Il Rapporto del Censis suggerisce delle interessanti chiavi di interpretazione per comprendere la genesi di questi sentimenti negativi. Una ha a che fare con la frammentazione della nostra società: nulla di nuovo per la verità, solo una conferma ripetuta ormai da qualche anno. Il tessuto relazionale delle nostre città – ma anche dei nostri paesi – è fortemente compromesso e in gran parte corroso.
L’altra chiave interpretativa riguarda la mancanza di futuro, o meglio, di una visione di futuro: “Il futuro è schiacciato sul presente”. Questo schiacciamento inibisce qualsiasi forma di progettualità, di sguardo a lungo termine, di prospettiva...
Forse si può semplicemente dire – mettendo insieme le due cose – che manca una visione comune di società: una immagine condivisa di quello che vogliamo essere e di quello che vogliamo diventare come Paese. Manca un progetto comune – non solo mio – che ci dia fiducia e che ci faccia battere il cuore come italiani. Ognuno invece procede a tentoni, per conto suo, alla ricerca di una improbabile felicità individualistica.
“Ognuno sta solo sul cuor della terra trafitto da un raggio di sole: ed è subito sera”: sembra questa la cifra o il motto della condizione dell’italiano d’oggi.
In questo orizzonte sembrano sempre più rare le “narrazioni comuni”: cioè quei racconti dentro i quali un popolo si ritrova e si riconosce. Ha fatto scalpore una recente intervista a Cacciari che se la prende coi cristiani, perché sono in parte responsabili della banalizzazione del Natale: secondo il filofoso veneziano, hanno lasciato cadere nel dimenticatoio il racconto e il significato del racconto che stanno alla base del Natale stesso. Intere scolaresche – denuncia Cacciari – stanno davanti a immagini sacre e restano mute perché non sanno decifrarle: hanno perso la memoria dei racconti biblici da cui quelle immagini si sono originate. La Bibbia – con i suoi racconti e le sue narrazioni – per secoli è stata una riserva di senso per l’uomo: lo ha aiutato a dare un nome non solo alla sua relazione con Dio, ma anche alle dinamiche del suo mondo interiore e a quello delle relazioni con gli altri. Di questo senso comune – come di un panorama che dà significato e dentro il quale si colloca il viaggio che è la vita di ognuno di noi – oggi si avverte drammaticamente la mancanza.

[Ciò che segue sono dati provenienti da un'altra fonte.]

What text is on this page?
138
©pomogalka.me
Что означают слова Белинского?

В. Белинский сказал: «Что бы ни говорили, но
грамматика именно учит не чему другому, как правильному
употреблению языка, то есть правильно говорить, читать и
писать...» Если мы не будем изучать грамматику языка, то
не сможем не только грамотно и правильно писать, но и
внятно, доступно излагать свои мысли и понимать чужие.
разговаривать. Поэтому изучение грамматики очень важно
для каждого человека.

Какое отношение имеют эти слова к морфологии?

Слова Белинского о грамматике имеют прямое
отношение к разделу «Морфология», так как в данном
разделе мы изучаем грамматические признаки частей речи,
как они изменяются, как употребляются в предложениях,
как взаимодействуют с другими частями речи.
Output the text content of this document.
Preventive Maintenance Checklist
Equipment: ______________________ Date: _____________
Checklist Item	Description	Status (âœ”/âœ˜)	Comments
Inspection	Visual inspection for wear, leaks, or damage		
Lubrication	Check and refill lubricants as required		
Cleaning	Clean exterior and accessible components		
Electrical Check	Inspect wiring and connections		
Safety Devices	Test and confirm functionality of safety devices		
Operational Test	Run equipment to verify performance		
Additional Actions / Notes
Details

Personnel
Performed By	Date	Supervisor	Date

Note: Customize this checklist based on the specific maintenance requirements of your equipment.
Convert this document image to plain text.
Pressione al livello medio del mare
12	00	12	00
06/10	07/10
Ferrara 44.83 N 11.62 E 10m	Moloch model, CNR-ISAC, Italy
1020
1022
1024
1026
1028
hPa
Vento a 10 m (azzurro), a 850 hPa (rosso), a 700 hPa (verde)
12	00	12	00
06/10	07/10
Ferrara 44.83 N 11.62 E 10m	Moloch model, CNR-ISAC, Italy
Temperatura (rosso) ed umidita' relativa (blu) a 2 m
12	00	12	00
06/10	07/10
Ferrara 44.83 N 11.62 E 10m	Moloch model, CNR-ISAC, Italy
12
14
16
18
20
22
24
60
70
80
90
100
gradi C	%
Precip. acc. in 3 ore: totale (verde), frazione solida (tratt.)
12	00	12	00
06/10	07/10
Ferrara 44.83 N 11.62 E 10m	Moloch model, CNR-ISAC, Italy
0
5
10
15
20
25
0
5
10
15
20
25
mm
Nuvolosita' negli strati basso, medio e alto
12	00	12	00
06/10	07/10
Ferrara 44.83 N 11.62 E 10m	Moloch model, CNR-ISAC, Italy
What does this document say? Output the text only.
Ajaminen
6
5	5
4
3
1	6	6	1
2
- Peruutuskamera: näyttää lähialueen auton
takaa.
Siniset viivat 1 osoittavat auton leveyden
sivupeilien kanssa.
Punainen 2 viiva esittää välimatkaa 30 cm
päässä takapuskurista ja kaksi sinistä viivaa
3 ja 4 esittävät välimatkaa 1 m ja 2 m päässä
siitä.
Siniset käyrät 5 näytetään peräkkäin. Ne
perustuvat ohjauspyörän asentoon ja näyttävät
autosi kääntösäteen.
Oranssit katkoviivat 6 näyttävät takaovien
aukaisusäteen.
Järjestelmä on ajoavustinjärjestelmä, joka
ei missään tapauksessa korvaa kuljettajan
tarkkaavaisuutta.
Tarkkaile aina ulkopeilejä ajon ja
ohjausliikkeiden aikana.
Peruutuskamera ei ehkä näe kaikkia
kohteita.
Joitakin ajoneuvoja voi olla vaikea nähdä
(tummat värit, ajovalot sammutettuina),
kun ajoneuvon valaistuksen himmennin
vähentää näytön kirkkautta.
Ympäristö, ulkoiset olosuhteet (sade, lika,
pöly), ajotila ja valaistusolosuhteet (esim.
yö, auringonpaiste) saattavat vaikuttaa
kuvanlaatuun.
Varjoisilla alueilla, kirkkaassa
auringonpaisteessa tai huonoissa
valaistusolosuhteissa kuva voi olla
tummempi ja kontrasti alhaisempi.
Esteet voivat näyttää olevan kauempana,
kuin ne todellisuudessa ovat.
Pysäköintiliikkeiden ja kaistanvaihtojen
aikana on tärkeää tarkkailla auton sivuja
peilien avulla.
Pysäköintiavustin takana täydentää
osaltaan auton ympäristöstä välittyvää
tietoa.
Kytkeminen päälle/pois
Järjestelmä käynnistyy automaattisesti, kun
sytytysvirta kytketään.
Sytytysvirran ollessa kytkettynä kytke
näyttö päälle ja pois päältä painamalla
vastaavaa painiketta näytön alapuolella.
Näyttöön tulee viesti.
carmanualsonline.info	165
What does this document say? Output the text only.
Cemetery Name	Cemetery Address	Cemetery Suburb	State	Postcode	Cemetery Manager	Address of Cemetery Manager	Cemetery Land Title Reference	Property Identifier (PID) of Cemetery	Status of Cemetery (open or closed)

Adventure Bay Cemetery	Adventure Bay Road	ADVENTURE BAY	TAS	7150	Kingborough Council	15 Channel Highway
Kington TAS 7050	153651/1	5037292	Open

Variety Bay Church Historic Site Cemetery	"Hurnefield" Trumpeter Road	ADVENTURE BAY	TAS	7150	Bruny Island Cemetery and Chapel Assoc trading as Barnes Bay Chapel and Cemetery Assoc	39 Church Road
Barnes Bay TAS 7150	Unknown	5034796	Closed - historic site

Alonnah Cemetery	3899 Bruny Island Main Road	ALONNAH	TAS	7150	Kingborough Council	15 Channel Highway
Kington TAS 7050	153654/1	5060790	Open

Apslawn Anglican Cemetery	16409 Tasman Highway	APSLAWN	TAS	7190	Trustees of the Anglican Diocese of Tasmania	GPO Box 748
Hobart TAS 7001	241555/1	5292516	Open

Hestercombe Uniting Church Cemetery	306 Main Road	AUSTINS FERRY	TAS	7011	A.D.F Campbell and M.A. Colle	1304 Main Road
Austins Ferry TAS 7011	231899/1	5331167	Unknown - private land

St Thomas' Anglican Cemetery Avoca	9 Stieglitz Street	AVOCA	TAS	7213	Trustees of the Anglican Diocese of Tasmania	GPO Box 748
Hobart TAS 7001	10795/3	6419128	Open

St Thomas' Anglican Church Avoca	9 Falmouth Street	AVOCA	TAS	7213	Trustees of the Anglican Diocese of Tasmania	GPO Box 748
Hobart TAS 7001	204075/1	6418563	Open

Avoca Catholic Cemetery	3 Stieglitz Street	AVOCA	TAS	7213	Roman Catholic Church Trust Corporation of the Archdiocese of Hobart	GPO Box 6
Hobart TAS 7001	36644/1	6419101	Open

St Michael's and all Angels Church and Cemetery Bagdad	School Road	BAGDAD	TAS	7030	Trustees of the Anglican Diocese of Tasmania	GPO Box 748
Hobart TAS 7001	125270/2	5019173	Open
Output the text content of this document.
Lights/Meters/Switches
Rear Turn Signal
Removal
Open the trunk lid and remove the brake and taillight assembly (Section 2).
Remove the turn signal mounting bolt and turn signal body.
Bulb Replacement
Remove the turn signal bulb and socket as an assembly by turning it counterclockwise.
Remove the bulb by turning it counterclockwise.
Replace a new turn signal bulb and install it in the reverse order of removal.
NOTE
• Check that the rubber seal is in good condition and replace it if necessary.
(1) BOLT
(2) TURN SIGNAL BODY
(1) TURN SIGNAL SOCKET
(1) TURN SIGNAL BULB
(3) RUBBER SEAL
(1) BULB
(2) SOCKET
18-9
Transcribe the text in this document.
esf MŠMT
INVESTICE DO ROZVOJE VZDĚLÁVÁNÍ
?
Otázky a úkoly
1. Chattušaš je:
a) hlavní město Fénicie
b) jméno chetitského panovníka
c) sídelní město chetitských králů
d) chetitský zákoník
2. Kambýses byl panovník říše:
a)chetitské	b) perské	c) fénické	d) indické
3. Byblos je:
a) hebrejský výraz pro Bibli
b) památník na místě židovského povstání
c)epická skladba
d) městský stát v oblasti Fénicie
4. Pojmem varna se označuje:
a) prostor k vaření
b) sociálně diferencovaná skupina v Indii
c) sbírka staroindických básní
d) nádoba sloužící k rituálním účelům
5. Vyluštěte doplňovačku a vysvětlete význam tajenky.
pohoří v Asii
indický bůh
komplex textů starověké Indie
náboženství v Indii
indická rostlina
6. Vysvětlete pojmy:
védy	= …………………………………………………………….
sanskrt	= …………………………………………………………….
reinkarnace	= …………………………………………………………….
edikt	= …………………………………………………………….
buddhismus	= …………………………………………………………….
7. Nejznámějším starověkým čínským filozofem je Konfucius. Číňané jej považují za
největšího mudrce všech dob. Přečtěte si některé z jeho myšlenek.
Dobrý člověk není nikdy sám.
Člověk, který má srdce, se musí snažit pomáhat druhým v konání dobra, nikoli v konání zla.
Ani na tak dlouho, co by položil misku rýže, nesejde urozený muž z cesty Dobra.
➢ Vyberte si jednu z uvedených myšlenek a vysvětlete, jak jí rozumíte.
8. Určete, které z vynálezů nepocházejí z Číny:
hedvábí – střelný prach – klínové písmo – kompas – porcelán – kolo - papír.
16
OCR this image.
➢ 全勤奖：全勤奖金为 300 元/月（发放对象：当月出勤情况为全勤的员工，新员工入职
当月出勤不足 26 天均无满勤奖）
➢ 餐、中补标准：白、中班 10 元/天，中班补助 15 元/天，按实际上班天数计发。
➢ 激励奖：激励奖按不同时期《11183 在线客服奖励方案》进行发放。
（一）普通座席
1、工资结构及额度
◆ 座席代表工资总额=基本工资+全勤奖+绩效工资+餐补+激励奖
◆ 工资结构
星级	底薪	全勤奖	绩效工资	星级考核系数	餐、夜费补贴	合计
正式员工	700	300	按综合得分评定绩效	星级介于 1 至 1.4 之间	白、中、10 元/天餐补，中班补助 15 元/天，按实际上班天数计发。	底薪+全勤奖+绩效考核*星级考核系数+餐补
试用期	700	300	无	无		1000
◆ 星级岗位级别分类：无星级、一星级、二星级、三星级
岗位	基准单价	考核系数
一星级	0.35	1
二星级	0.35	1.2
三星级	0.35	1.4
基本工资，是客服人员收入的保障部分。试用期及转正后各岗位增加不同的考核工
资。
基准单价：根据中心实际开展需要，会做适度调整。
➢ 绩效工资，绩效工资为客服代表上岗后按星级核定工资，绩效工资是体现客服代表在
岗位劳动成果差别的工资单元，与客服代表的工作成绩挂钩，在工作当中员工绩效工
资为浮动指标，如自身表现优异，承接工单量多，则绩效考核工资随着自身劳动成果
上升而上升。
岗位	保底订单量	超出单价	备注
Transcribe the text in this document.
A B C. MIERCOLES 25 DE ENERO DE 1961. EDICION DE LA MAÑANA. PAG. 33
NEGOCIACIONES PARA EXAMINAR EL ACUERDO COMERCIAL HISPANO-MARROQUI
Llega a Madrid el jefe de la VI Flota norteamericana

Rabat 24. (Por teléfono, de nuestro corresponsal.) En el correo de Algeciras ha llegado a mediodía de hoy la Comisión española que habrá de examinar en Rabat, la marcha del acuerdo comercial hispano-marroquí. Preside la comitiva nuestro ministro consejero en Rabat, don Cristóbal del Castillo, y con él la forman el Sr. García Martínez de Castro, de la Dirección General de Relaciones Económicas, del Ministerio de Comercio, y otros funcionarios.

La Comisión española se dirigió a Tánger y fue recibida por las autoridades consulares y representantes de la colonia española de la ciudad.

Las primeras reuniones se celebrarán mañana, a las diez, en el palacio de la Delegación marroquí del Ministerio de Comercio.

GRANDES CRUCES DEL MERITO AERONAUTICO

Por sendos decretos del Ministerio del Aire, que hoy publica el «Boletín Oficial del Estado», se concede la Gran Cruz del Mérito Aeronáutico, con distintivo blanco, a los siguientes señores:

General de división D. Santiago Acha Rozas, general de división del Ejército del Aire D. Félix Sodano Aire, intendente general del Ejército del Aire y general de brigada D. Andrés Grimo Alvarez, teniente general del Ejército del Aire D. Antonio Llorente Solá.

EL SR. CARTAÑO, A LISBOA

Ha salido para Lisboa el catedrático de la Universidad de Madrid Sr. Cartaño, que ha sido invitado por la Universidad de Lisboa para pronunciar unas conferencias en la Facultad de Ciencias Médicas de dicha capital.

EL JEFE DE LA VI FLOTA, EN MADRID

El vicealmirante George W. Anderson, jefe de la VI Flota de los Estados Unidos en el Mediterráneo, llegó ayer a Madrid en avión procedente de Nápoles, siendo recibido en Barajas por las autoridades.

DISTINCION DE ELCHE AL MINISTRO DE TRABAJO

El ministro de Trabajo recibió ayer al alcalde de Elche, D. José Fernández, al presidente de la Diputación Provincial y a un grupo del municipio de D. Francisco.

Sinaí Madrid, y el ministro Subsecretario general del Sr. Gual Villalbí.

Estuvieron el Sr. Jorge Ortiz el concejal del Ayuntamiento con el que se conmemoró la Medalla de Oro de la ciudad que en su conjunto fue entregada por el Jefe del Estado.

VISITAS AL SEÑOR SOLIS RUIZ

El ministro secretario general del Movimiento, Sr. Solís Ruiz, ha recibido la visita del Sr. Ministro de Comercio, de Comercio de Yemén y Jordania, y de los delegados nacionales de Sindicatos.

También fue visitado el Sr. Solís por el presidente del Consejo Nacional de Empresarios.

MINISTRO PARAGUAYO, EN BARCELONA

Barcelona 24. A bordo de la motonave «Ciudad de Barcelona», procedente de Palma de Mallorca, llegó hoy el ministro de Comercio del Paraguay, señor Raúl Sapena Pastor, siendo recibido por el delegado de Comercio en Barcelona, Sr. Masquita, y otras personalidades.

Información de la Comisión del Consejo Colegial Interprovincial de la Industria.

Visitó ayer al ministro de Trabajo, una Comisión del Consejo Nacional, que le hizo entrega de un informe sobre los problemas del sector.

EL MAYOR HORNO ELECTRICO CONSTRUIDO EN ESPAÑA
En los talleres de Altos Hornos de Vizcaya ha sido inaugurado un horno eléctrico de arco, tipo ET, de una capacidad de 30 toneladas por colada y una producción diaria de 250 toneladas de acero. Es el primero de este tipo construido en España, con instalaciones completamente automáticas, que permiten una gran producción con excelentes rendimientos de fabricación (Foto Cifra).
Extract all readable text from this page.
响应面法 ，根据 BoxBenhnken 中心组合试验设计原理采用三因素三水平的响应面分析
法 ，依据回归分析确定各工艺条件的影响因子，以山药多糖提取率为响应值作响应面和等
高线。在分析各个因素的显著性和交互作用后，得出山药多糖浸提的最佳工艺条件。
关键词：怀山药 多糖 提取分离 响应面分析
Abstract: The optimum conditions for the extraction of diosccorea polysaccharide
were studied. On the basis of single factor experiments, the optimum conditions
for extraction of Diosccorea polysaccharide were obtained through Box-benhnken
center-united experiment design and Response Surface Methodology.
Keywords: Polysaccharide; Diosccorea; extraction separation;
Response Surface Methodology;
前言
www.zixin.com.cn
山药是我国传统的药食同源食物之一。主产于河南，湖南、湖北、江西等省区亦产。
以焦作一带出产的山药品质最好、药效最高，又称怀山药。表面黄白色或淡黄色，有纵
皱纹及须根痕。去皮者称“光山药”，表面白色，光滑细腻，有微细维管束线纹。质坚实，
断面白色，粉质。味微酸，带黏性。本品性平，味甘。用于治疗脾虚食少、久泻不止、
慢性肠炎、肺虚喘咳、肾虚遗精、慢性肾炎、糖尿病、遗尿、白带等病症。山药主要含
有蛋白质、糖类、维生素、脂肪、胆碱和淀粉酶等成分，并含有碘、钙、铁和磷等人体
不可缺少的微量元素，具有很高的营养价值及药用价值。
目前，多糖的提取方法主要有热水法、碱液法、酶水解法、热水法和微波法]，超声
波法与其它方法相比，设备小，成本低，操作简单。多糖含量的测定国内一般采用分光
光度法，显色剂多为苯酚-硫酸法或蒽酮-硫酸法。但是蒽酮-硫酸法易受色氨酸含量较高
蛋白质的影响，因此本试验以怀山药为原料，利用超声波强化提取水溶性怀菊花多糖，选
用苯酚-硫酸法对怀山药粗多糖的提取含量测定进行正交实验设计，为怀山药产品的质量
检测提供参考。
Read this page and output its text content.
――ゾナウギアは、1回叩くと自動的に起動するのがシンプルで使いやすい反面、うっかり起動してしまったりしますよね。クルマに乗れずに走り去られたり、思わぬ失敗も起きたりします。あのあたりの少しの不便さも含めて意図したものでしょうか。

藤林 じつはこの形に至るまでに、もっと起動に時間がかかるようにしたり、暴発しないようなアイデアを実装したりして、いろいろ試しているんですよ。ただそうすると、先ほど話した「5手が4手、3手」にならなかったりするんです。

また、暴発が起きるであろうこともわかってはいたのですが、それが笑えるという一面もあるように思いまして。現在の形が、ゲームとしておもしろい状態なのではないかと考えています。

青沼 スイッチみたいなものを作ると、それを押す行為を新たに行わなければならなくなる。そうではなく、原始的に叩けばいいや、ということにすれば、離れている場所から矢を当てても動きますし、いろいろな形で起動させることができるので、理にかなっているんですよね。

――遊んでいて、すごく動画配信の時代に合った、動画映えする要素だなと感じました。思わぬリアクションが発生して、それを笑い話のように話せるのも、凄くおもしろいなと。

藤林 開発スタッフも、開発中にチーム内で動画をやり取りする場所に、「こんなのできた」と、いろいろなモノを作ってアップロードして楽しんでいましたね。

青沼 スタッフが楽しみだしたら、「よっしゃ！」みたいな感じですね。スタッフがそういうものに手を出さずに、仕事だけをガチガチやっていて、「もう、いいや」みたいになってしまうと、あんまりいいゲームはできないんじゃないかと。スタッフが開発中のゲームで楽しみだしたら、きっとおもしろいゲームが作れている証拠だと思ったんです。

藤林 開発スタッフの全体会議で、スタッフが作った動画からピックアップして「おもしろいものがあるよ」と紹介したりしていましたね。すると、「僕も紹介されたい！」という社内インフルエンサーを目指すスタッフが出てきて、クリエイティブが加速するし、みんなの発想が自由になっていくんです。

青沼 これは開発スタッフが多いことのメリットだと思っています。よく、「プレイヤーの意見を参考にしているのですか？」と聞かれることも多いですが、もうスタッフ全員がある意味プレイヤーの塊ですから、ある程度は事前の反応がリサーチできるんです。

Forse la sete diffusa – da più parti riconosciuta – di racconti personali anche nel campo giornalistico e letterario è indizio di un bisogno e di una ricerca di senso. Si sono persi i grandi racconti – o non si ricordano più – e allora si cerca un senso nelle narrazioni personali o nel vissuto di uno come me, nella speranza di trovare qualcosa che mi possa essere d’aiuto. Un po’ poco, diremmo noi: le storie personali in realtà sono tutte diverse e ognuna trova – se ci riesce – un suo senso. Il rischio è quello di esporsi ancora di più alla frammentazione. Ma questo bisogno può essere un’opportunità se è vero che nel racconto di sé, quando è profondo e autentico, si scopre quello che è vero per tutti e vale universalmente. Un supplemento di interiorità, allora, in questo tempo frammentato e rancoroso potrebbe costituire una via di salvezza.